RU2005138164A

RU2005138164A - METHOD FOR RECOGNIZING TEXT INFORMATION FROM VECTOR-RASTER IMAGE

Info

Publication number: RU2005138164A
Application number: RU2005138164/09A
Authority: RU
Inventors: гин Дмитрий Георгиевич Дер (RU); Дмитрий Георгиевич Дерягин; В чеслав Михайлович Сапроненко (RU); Вячеслав Михайлович Сапроненко
Original assignee: "Аби Софтвер Лтд." (CY); "Аби Софтвер Лтд."
Priority date: 2005-12-08
Filing date: 2005-12-08
Publication date: 2007-06-20
Also published as: US20070133029A1; RU2309456C2

Claims

1. The method of pre-processing of a vector-raster image of a graphic file containing a text image, characterized

the presence of text, and / or raster, and / or vector objects,

dividing the image into areas supposedly containing paragraphs, tables, lines of text, text characters, non-text objects;

characterized in that the following operations are performed using file formatting attributes:

the image is split up to areas containing inextricably logically linked text of the largest size,

processing of text objects,

processing raster objects,

processing of vector objects,

removal of redundant and redundant information,

processing of objects not related to text, raster, vector, like raster,

analysis of each object, taking into account all the available results of processing other objects;

moreover, obtaining areas containing inextricably logically linked text of the largest size, includes at least the following steps:

splitting the image into areas supposedly containing text,

analysis of neighboring areas for the possibility of combining into a larger area;

moreover, the processing of these text objects includes at least the following steps:

a breakdown into individual characters and groups of characters according to the proposed placement of spaces and / or other non-displayable characters,

analysis and integration of groups of characters into words;

moreover, the processing of these vector objects includes, at least, the identification of separators, background, substrates in the block; moreover, the processing of these raster objects includes at least the following steps:

analysis for the presence of a text image in non-text objects, and / or

analysis for the presence of vector objects other than separators, including those that go beyond the boundaries of the object.

2. The method according to claim 1, characterized in that it further includes an analysis of the correctness of the encoding, and, if necessary, correction.
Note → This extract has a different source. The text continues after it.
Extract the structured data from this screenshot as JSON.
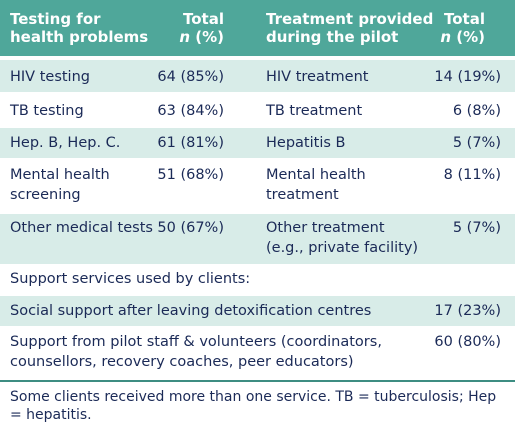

3. The method according to claim 2, characterized in that to assess the correctness of the encoding, individual characters are analyzed for belonging to a given alphabet, and words of a text for belonging to a given dictionary.

4. The method according to claim 2, characterized in that if the use of all other available methods does not allow to obtain a sufficiently reliable result, the text block is sent for text recognition.

5. The method according to claim 1, characterized in that the deleted redundant and redundant information includes at least the following types:

a) information for shading characters,

b) extra attributes.

6. The method according to claim 1, characterized in that the breakdown into separate characters and groups of characters includes at least the conversion of the absolute coordinates of the characters into groups, separated by spaces.

7. The method according to claim 1, characterized in that the analysis and compilation of groups of characters in words includes at least the following actions:

a) the conversion of the absolute coordinates of the characters in groups separated by spaces,

b) determining the orientation of the text,

c) the identification of the text written in the superscript position,

d) the identification of the text written in the position of the lower index,

e) identification of the text written in the form of an initial letter.